The East Harlem model is spreading across the city. There are now 20 magnet schools, many of them on the sites of failed neighborhood high schools. The manhattan Centre for Science and Math recently replaced a basket case, the Benjamin Franklin High School. The new school graduated its entire 1st class, and sent them all to college. The earlier school graduated 7% of its students. A growing number of high schools have devoted a wing to specialized schooling, be it training in health care, finance or drama. The enthusiasm of these wings palpably affects the rest of the school.

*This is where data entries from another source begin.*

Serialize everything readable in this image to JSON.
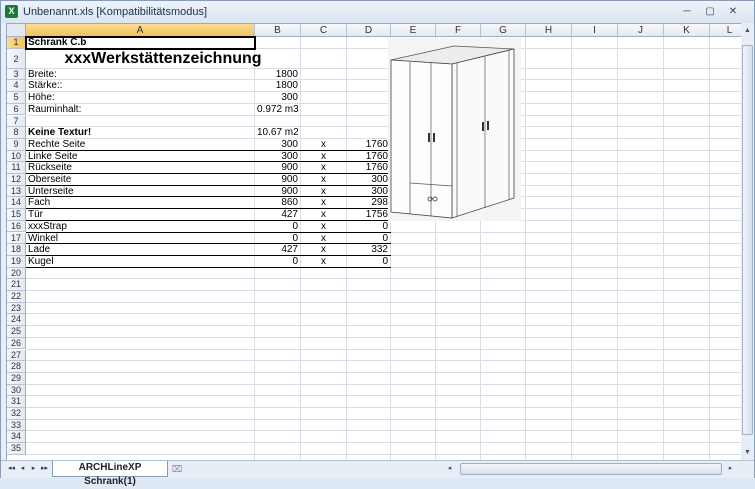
{
  "window": {
    "title": "Unbenannt.xls  [Kompatibilitätsmodus]",
    "app_icon": "excel-icon",
    "controls": [
      "─",
      "▢",
      "✕"
    ]
  },
  "columns": [
    "A",
    "B",
    "C",
    "D",
    "E",
    "F",
    "G",
    "H",
    "I",
    "J",
    "K",
    "L"
  ],
  "selected_column": "A",
  "rows": [
    "1",
    "2",
    "3",
    "4",
    "5",
    "6",
    "7",
    "8",
    "9",
    "10",
    "11",
    "12",
    "13",
    "14",
    "15",
    "16",
    "17",
    "18",
    "19",
    "20",
    "21",
    "22",
    "23",
    "24",
    "25",
    "26",
    "27",
    "28",
    "29",
    "30",
    "31",
    "32",
    "33",
    "34",
    "35"
  ],
  "selected_row": "1",
  "sheet": {
    "title": "Schrank C.b",
    "heading": "xxxWerkstättenzeichnung",
    "dimensions": [
      {
        "label": "Breite:",
        "value": "1800"
      },
      {
        "label": "Stärke::",
        "value": "1800"
      },
      {
        "label": "Höhe:",
        "value": "300"
      },
      {
        "label": "Rauminhalt:",
        "value": "0.972 m3"
      }
    ],
    "texture_label": "Keine Textur!",
    "texture_value": "10.67 m2",
    "parts": [
      {
        "name": "Rechte Seite",
        "a": "300",
        "x": "x",
        "b": "1760"
      },
      {
        "name": "Linke Seite",
        "a": "300",
        "x": "x",
        "b": "1760"
      },
      {
        "name": "Rückseite",
        "a": "900",
        "x": "x",
        "b": "1760"
      },
      {
        "name": "Oberseite",
        "a": "900",
        "x": "x",
        "b": "300"
      },
      {
        "name": "Unterseite",
        "a": "900",
        "x": "x",
        "b": "300"
      },
      {
        "name": "Fach",
        "a": "860",
        "x": "x",
        "b": "298"
      },
      {
        "name": "Tür",
        "a": "427",
        "x": "x",
        "b": "1756"
      },
      {
        "name": "xxxStrap",
        "a": "0",
        "x": "x",
        "b": "0"
      },
      {
        "name": "Winkel",
        "a": "0",
        "x": "x",
        "b": "0"
      },
      {
        "name": "Lade",
        "a": "427",
        "x": "x",
        "b": "332"
      },
      {
        "name": "Kugel",
        "a": "0",
        "x": "x",
        "b": "0"
      }
    ]
  },
  "tabs": {
    "active": "ARCHLineXP Schrank(1)",
    "nav": [
      "◂◂",
      "◂",
      "▸",
      "▸▸"
    ],
    "new_tab_icon": "insert-sheet-icon"
  },
  "scroll": {
    "up": "▲",
    "down": "▼",
    "left": "◂",
    "right": "▸"
  }
}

The array of schooling options starting to become available in NY has alarmed even some of the most vocal fans of school choice, who thought the phrase signified a return to "traditional" schooling. Some are. Mrs. Munroe (who is building a high school, the Frederick Douglass Academy, from scratch) believes rigorous testing is the best means of assessment. "Munroe does not let children fail," confides an admiring teacher, "she beats them until they learn."


In Central Park East secondary school, on the other hand, classes are rowdy and chaotic. They last a half day rather than the standard 43 minutes. The classes merge a range of subjects, and the noise is just enthusiastic collaboration. Fourteen year olds show an impressive grasp of detail as they argue the merits of evolution over the 1st chapter of Genesis, or as they calculate the forces on a computer drawn suspension bridge. Yet 1/4 of them live with neither parent; 1/2 are on welfare; and all have been affected on way or another by drugs.


In aptitude tests, these schools' black students score 40% above the mean; in other neighborhood schools, 30% below.


An effective response to the urban schooling problem, therefore, already lies within its public sector. This is not lost on NY's kids. According to Robert Crain, a sociologist at Columbia, 80% apply to some kind of special public school. There is room for less than half.


The rest must attend neighborhood schools, even though these do not deserve to exist. Too bad the NYC School Board hasn't noticed that.